The counter-argument was that the owners of the equity of redemption in all parts of the mortgage land must be joined, and that no deficiency judgment should be entered until all the mortgaged premises have been sold. In arguing this, the appellants said that Hawaii should be made liable to a suit in the same way as a municipal corporation. The United States Supreme Court ruled in favor of immunity.

PAKISTAN INTERNATIONAL AIRLINES V. OPLE

Pakistan Airlines v. Ople[13] is a labor dispute between a foreign corporation licensed to do business in the Philippines and two workers who worked in Pakistan for said corporation under two separate contracts, executed in the Philippines, which contain a choice-of-law and venue restriction. Under said contracts, the law of Pakistan is adopted as the applicable law of the agreement and the venue for settlement of any dispute arising out of or in connection with the agreement should only be in the courts of Karachi, Pakistan. Later, through letters sent to the workers, their employment was terminated.

The Supreme Court was tasked to strike a balance between the autonomy of contracts and the public policy of the Philippines on protection to labor. Obviously, the latter prevailed.
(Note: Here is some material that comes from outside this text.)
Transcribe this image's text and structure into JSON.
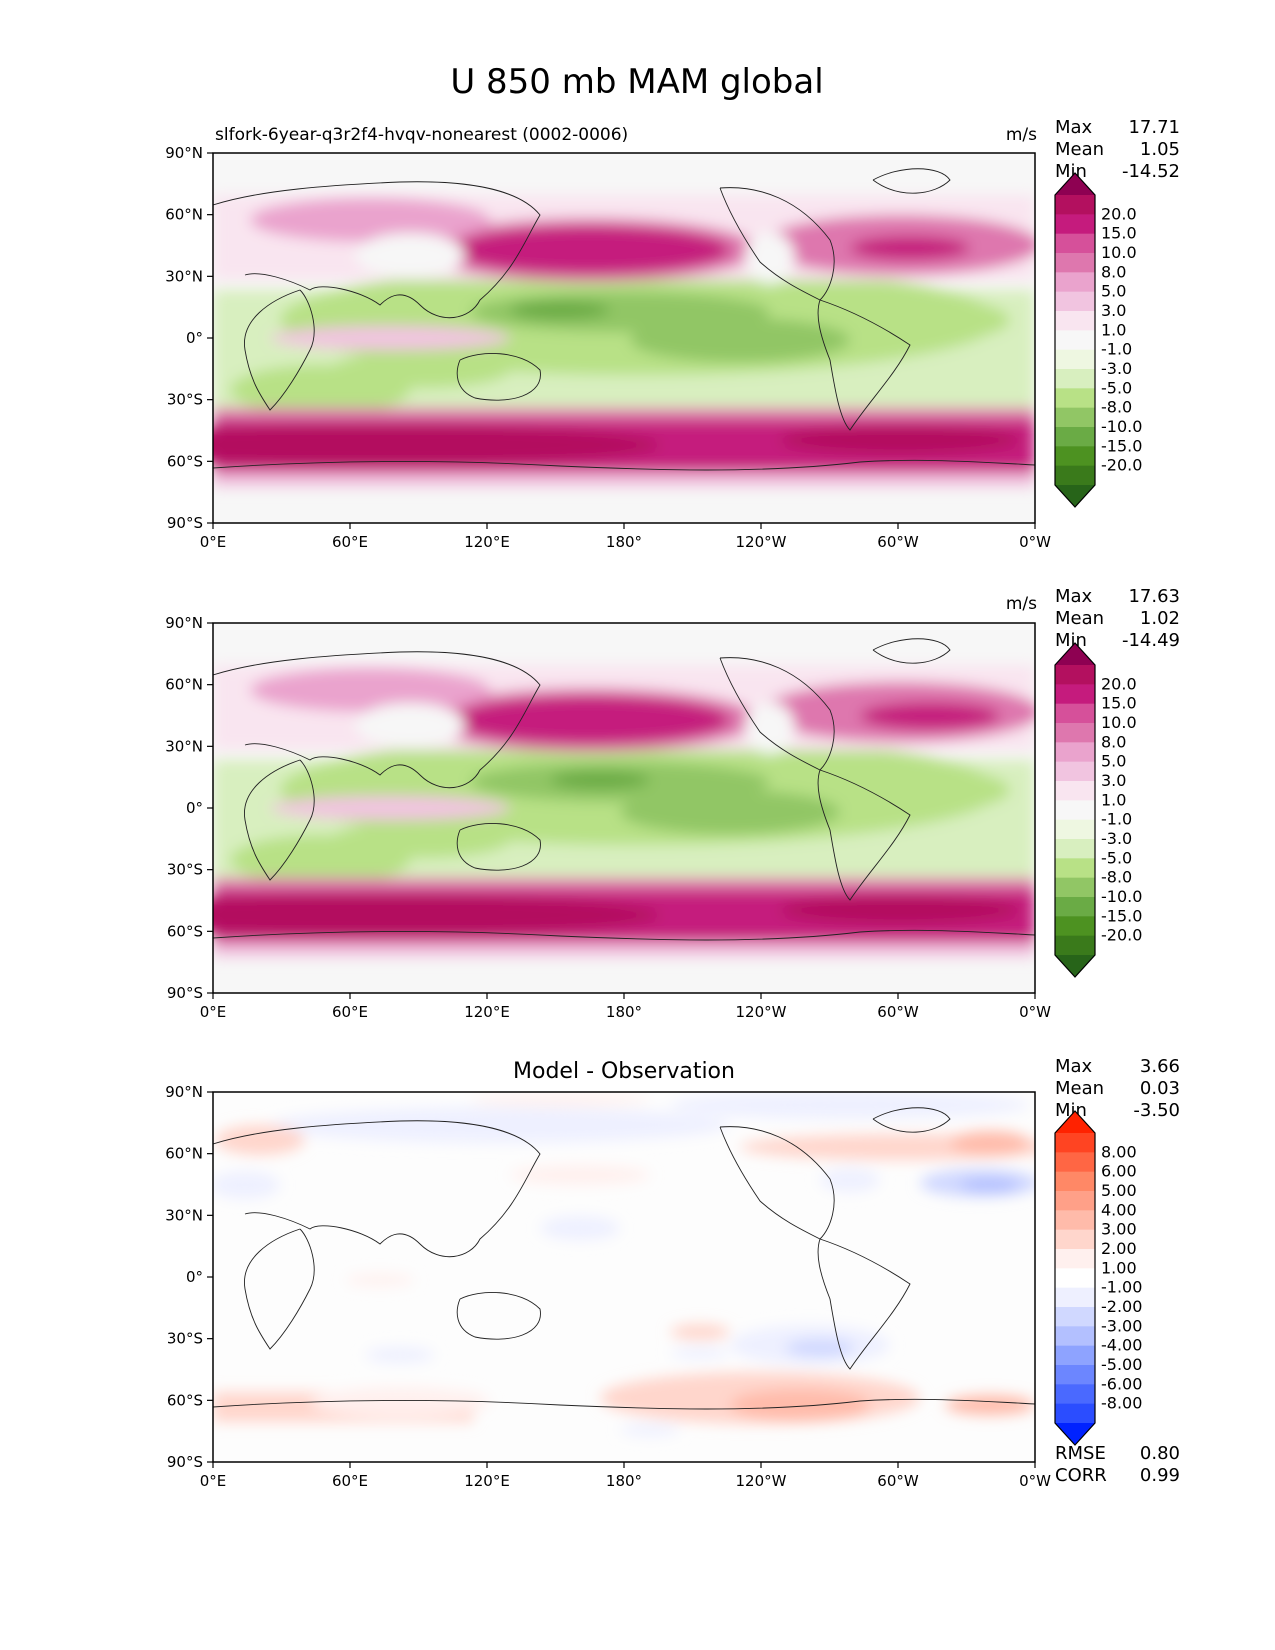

The governing principle is that parties may not contract away applicable provisions of law, especially peremptory provisions dealing with matters heavily impressed with public interest. The law relating to labor and employment is clearly such an area and parties are not at liberty to insulate themselves and their relationships from the impact of labor laws and regulations by simply contracting with each other.  It is thus necessary to read the contractual provisions side by side with applicable Philippine laws and regulations.
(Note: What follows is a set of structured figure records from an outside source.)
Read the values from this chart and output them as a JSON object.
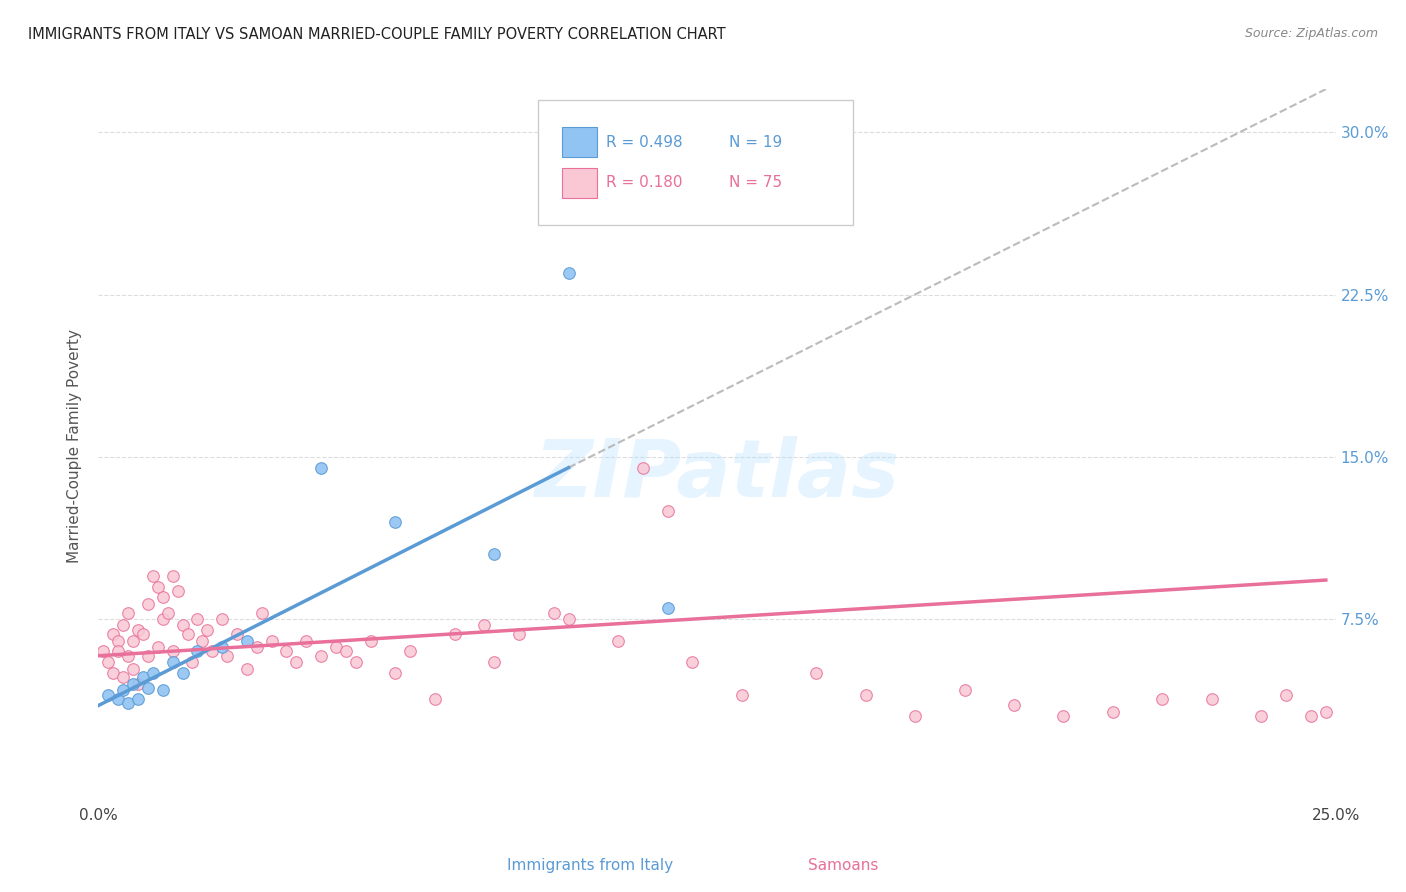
{
  "title": "IMMIGRANTS FROM ITALY VS SAMOAN MARRIED-COUPLE FAMILY POVERTY CORRELATION CHART",
  "source": "Source: ZipAtlas.com",
  "ylabel": "Married-Couple Family Poverty",
  "xlabel_italy": "Immigrants from Italy",
  "xlabel_samoan": "Samoans",
  "watermark": "ZIPatlas",
  "xlim": [
    0.0,
    0.25
  ],
  "ylim": [
    -0.01,
    0.32
  ],
  "yticks_right": [
    0.075,
    0.15,
    0.225,
    0.3
  ],
  "ytick_right_labels": [
    "7.5%",
    "15.0%",
    "22.5%",
    "30.0%"
  ],
  "color_italy": "#91C4F2",
  "color_samoan": "#F9C8D4",
  "color_italy_line": "#5B9BD5",
  "color_samoan_line": "#E8709A",
  "color_dashed": "#BBBBBB",
  "italy_x": [
    0.002,
    0.004,
    0.005,
    0.006,
    0.007,
    0.008,
    0.009,
    0.01,
    0.011,
    0.013,
    0.015,
    0.017,
    0.02,
    0.025,
    0.03,
    0.045,
    0.06,
    0.08,
    0.095,
    0.115
  ],
  "italy_y": [
    0.04,
    0.038,
    0.042,
    0.036,
    0.045,
    0.038,
    0.048,
    0.043,
    0.05,
    0.042,
    0.055,
    0.05,
    0.06,
    0.062,
    0.065,
    0.145,
    0.12,
    0.105,
    0.235,
    0.08
  ],
  "samoan_x": [
    0.001,
    0.002,
    0.003,
    0.003,
    0.004,
    0.004,
    0.005,
    0.005,
    0.006,
    0.006,
    0.007,
    0.007,
    0.008,
    0.008,
    0.009,
    0.01,
    0.01,
    0.011,
    0.012,
    0.012,
    0.013,
    0.013,
    0.014,
    0.015,
    0.015,
    0.016,
    0.017,
    0.018,
    0.019,
    0.02,
    0.021,
    0.022,
    0.023,
    0.025,
    0.026,
    0.028,
    0.03,
    0.032,
    0.033,
    0.035,
    0.038,
    0.04,
    0.042,
    0.045,
    0.048,
    0.05,
    0.052,
    0.055,
    0.06,
    0.063,
    0.068,
    0.072,
    0.078,
    0.08,
    0.085,
    0.092,
    0.095,
    0.105,
    0.11,
    0.115,
    0.12,
    0.13,
    0.145,
    0.155,
    0.165,
    0.175,
    0.185,
    0.195,
    0.205,
    0.215,
    0.225,
    0.235,
    0.24,
    0.245,
    0.248
  ],
  "samoan_y": [
    0.06,
    0.055,
    0.068,
    0.05,
    0.065,
    0.06,
    0.072,
    0.048,
    0.058,
    0.078,
    0.065,
    0.052,
    0.07,
    0.045,
    0.068,
    0.082,
    0.058,
    0.095,
    0.09,
    0.062,
    0.085,
    0.075,
    0.078,
    0.06,
    0.095,
    0.088,
    0.072,
    0.068,
    0.055,
    0.075,
    0.065,
    0.07,
    0.06,
    0.075,
    0.058,
    0.068,
    0.052,
    0.062,
    0.078,
    0.065,
    0.06,
    0.055,
    0.065,
    0.058,
    0.062,
    0.06,
    0.055,
    0.065,
    0.05,
    0.06,
    0.038,
    0.068,
    0.072,
    0.055,
    0.068,
    0.078,
    0.075,
    0.065,
    0.145,
    0.125,
    0.055,
    0.04,
    0.05,
    0.04,
    0.03,
    0.042,
    0.035,
    0.03,
    0.032,
    0.038,
    0.038,
    0.03,
    0.04,
    0.03,
    0.032
  ],
  "italy_line_x0": 0.0,
  "italy_line_y0": 0.035,
  "italy_line_x1": 0.095,
  "italy_line_y1": 0.145,
  "samoan_line_x0": 0.0,
  "samoan_line_y0": 0.058,
  "samoan_line_x1": 0.248,
  "samoan_line_y1": 0.093,
  "dash_line_x0": 0.095,
  "dash_line_y0": 0.145,
  "dash_line_x1": 0.248,
  "dash_line_y1": 0.32
}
Opting to override the contractual choice of law in the employment agreement, the Supreme Court analyzed the points of contact in the case. It said: “Even a cursory scrutiny of the relevant circumstances of this case will show the multiple and substantive contacts between Philippine law and Philippine courts, on the one hand, and the relationship between the parties, upon the other:  the contract was not only executed in the Philippines, it was also performed here, at least partially; private respondents are Philippine citizens and residents, while petitioner, although a foreign corporation, is licensed to do business (and actually doing business) and hence resident in the Philippines; lastly, private respondents were based in the Philippines in between their assigned flights to the Middle East and Europe. All the above contacts point to the Philippine courts and administrative agencies as a proper forum for the resolution of contractual disputes between the parties. Under these circumstances, paragraph 10 of the employment agreement cannot be given effect so as to oust Philippine agencies and courts of the jurisdiction vested upon them by Philippine law. Finally, and in any event, the petitioner PIA did not undertake to plead and prove the contents of Pakistan law on the matter; it must therefore be presumed that the applicable provisions of the law of Pakistan are the same as the applicable provisions of Philippine law.”
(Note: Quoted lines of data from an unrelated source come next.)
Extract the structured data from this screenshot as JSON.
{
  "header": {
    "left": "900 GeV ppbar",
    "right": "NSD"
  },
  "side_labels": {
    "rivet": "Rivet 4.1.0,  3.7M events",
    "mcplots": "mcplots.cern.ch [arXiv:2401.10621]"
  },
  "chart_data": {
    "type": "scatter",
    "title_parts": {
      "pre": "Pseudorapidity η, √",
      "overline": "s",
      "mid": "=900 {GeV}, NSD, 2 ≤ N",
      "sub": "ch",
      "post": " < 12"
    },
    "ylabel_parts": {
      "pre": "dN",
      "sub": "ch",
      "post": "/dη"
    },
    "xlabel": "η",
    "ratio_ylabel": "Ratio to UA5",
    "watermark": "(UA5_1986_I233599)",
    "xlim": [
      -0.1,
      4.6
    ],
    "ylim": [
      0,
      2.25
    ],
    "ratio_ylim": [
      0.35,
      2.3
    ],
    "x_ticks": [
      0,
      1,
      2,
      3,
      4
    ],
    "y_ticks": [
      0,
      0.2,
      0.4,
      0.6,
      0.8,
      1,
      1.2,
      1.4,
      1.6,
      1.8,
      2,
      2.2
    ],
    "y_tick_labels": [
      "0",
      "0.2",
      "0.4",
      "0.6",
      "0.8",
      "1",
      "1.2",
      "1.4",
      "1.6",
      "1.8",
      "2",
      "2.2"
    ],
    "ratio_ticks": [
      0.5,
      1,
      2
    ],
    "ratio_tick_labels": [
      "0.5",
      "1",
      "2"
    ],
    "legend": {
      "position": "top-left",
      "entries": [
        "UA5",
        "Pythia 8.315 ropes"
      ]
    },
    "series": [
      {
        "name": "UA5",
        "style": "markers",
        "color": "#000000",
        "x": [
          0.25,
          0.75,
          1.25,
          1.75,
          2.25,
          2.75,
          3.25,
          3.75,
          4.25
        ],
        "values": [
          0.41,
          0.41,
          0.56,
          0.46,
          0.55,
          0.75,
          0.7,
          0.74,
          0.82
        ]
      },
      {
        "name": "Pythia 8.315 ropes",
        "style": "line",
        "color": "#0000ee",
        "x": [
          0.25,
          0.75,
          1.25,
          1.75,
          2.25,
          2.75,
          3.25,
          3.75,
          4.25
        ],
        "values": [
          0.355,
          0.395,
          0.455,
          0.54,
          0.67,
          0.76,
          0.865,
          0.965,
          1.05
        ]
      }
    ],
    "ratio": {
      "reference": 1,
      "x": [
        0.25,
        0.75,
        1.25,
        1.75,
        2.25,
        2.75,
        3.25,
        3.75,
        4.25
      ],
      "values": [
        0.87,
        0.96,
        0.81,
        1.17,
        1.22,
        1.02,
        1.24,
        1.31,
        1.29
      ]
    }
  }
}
[1] 563 Phil. 1 [ G.R. No. 145587. October 26, 2007 ].

[2] Article 1306 of the New Civil Code of the Philippines.

[3] Coquia & E.A. Pangalangan, CONFLICT OF LAWS 157 (1995), p. 144.

[4] Cramton, Currie, Kay, CONFLICT OF LAWS CASES AND COMMENTARIES 56.

[5] Philippine Export and Loan Guarantee Corporation v. V.P. Eusebio Construction Inc., et al., G.R. No. 140047, July 14, 2004.

[6] See the Labor Code of the Philippines.

[7] Ting v. Court of Appeals, G.R. No. 146174, July 12, 2006.

[8] Bank of the Philippine Islands v. Uy, G.R. No. 156994, August 31, 2005.

[9] I Alcantara, PHILIPPINE LABOR AND SOCIAL LEGISLATION 1052 (1999).

[10] Royal Crown Internationale v. NLRC, G.R. No. 78085, October 16, 1989, 178 SCRA 569; see also G & M (Phil.), Inc. v. Willie Batomalaque, G.R. No. 151849, June 23, 2005, 461 SCRA 111.

[11] Agabon v. NLRC, G.R. No. 158693, November 17, 2004.

[12] 205 U.S. 349 (1907).

[13] 268 Phil. 92 [ G.R. No. 61594. September 28, 1990 ].